Vit-on jamais amant de la sorte enflammé,
200Qui se tînt malheureux pour être trop aimé ?

ALIDOR.

Comptes-tu mon esprit entre les ordinaires ?
Penses-tu qu’il s’arrête aux sentiments vulgaires ?
Les règles que je suis ont un air tout divers ;
Je veux la liberté dans le milieu des fers[3].
205Il ne faut point servir d’objet qui nous possède ;
Il ne faut point nourrir d’amour qui ne nous cède ;
Je le hais, s’il me force : et quand j’aime, je veux
Que de ma volonté dépendent tous mes vœux,
Que mon feu m’obéisse au lieu de me contraindre ;
210Que je puisse à mon gré l’enflammer et l’éteindre[4],
Et toujours en état de disposer de moi,
Donner, quand il me plaît et retirer ma foi.
Pour vivre de la sorte Angélique est trop belle :

  1. Var.

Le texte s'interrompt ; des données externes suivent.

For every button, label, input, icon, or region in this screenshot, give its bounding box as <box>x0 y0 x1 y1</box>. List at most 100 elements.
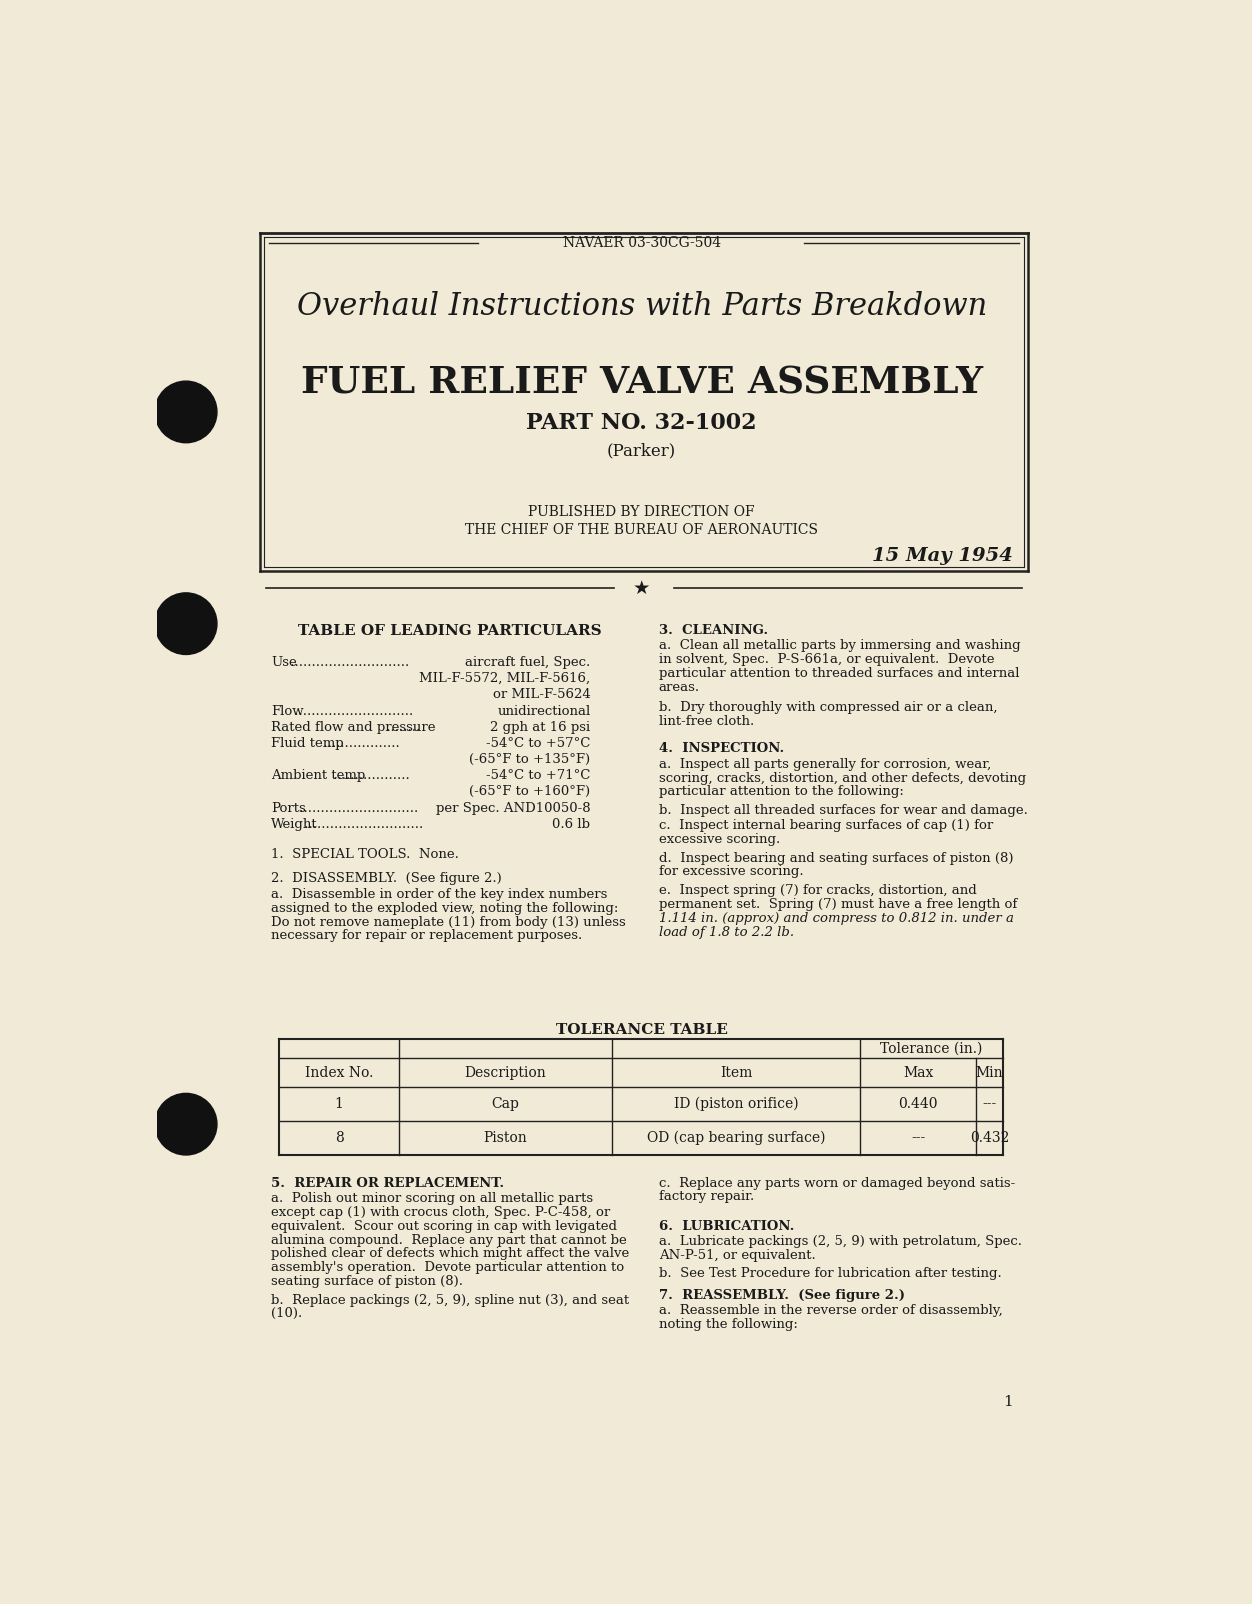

N’est pourtant rien auprès de son affection. (1637-57)
  2. Var. Accablé de faveurs à mon aise fatales,
    Partout où son honneur peut souffrir mes plaisirs. (1635-57)
  3. Var. Je veux que l’on soit libre au milieu de ses fers. (1637-57)
  4. Var. Que je puisse à mon gré l’augmenter et l’éteindre. (1637-57)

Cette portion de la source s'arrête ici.